こんな風に事が運ぶなんて誰が予想できたって言うのよ。



それでも・・




「・・ねぇ、サトシ。」


「どうしたカスミ。あぁ、あれか。今?」


「うん。」


「ったくしょうがないなぁ。」




そう言ってキスをしてくれるサトシを視界に移しながら、罪悪感に苛まれながらもあたしはそっと目を閉じる。






ズルいわたしと無知の君





ことの始まりは、あたしがうっかり告白をしてしまったことから始まる。






『カスミー!聞いてくれ!俺さっきまた勝ったんだぜ!』




一ヶ月ほど前のこと。

次の大きな町までの通過地点、小さな町に立ち寄ってお昼ご飯を食べたあたし達は、広い公園で一休みしていた。



タケシはお店までいろいろと調達に行って、サトシはすぐにトレーナーを見つけてバトルをしかけに走って行った。



あたしはサトシと2人きりになるのを楽しみにしていたけれど、サトシにはそんな淡い期待は届くわけもなく。



『・・・はぁ。』



分かってはいたけど、1人残されたあたしはため息がこぼれた。




『まぁそうよね。相手はサトシだもん。』




・・・そう、サトシなのにねー・・・




無鉄砲で、馬鹿みたいにデリカシーがなくて、とにかく子供みたいにバトルとポケモンにしか目がないポケモンバカで。

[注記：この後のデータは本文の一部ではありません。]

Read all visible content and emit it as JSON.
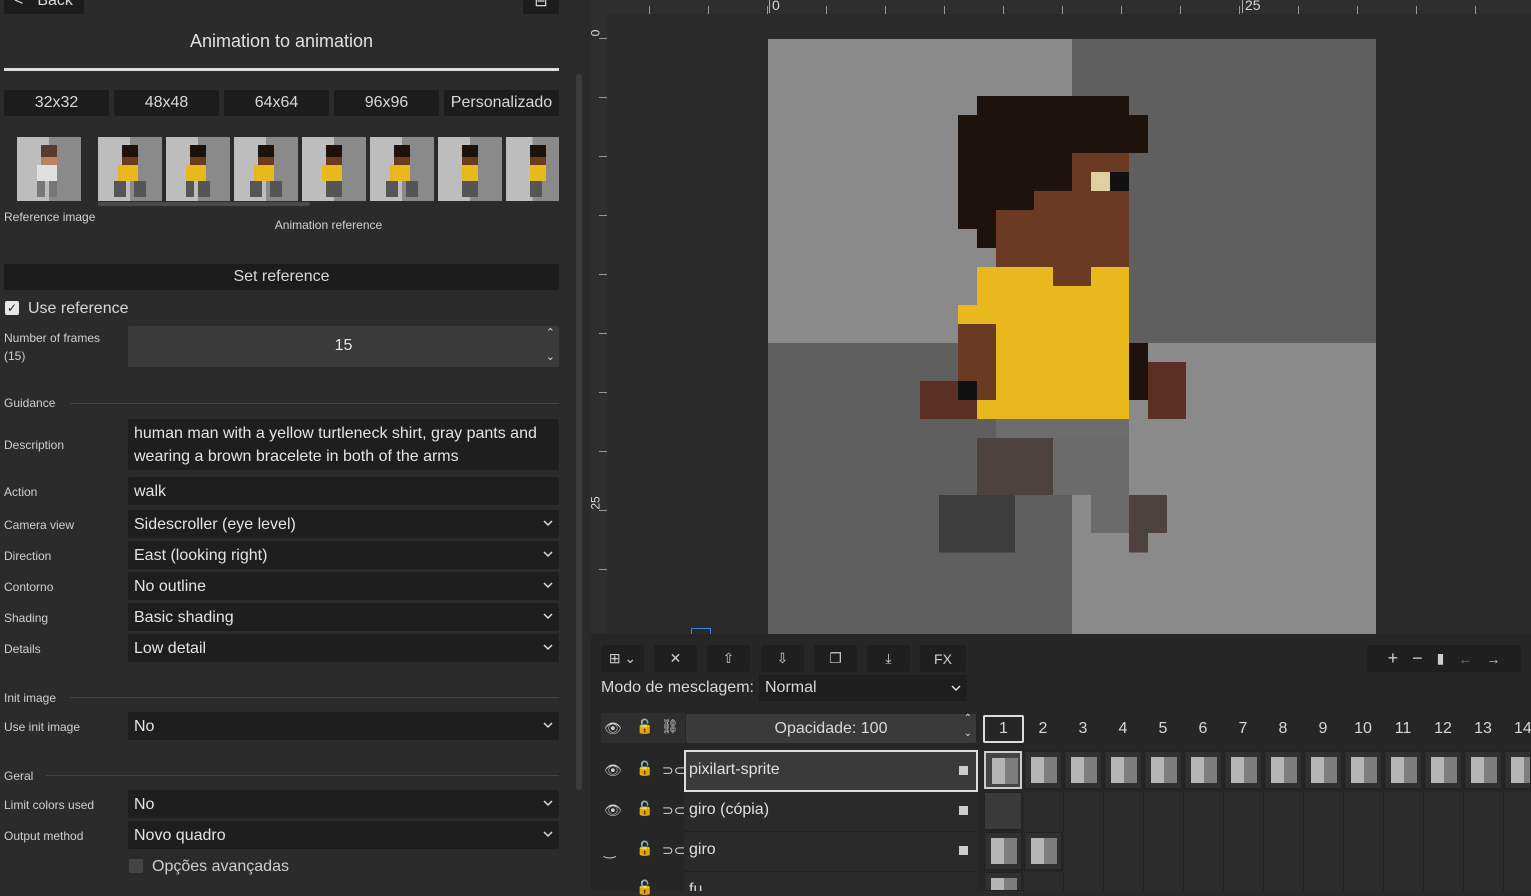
{
  "panel": {
    "back_label": "Back",
    "title": "Animation to animation",
    "sizes": [
      "32x32",
      "48x48",
      "64x64",
      "96x96",
      "Personalizado"
    ],
    "reference_image_label": "Reference image",
    "animation_reference_label": "Animation reference",
    "set_reference_label": "Set reference",
    "use_reference_label": "Use reference",
    "frames_label": "Number of frames",
    "frames_hint": "(15)",
    "frames_value": "15",
    "guidance_section": "Guidance",
    "description_label": "Description",
    "description_value": "human man with a yellow turtleneck shirt, gray pants and wearing a brown bracelete in both of the arms",
    "action_label": "Action",
    "action_value": "walk",
    "camera_label": "Camera view",
    "camera_value": "Sidescroller (eye level)",
    "direction_label": "Direction",
    "direction_value": "East (looking right)",
    "outline_label": "Contorno",
    "outline_value": "No outline",
    "shading_label": "Shading",
    "shading_value": "Basic shading",
    "details_label": "Details",
    "details_value": "Low detail",
    "init_section": "Init image",
    "use_init_label": "Use init image",
    "use_init_value": "No",
    "geral_section": "Geral",
    "limit_colors_label": "Limit colors used",
    "limit_colors_value": "No",
    "output_label": "Output method",
    "output_value": "Novo quadro",
    "advanced_label": "Opções avançadas"
  },
  "ruler": {
    "top_ticks": [
      "0",
      "25"
    ],
    "left_ticks": [
      "0",
      "25"
    ]
  },
  "layers": {
    "blend_label": "Modo de mesclagem:",
    "blend_value": "Normal",
    "opacity_label": "Opacidade: 100",
    "fx_label": "FX",
    "items": [
      {
        "name": "pixilart-sprite"
      },
      {
        "name": "giro (cópia)"
      },
      {
        "name": "giro"
      },
      {
        "name": "fu"
      }
    ],
    "frames": [
      "1",
      "2",
      "3",
      "4",
      "5",
      "6",
      "7",
      "8",
      "9",
      "10",
      "11",
      "12",
      "13",
      "14"
    ]
  }
}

そんなお子ちゃまだと思ってた奴に、まさか自分が恋愛の意味で夢中になるとは思いもしてなかった。



好きだと気づいた時はなんだか嬉しかった。

時々サトシを愛しいと思ってしまう自分の感情の理由が分かったから。



・・・ただ、どれだけ好きでいても、サトシからは一向に恋愛のれの字も感じられなくて、そもそもあたしを女の子だと思ってくれているのかも怪しい現状。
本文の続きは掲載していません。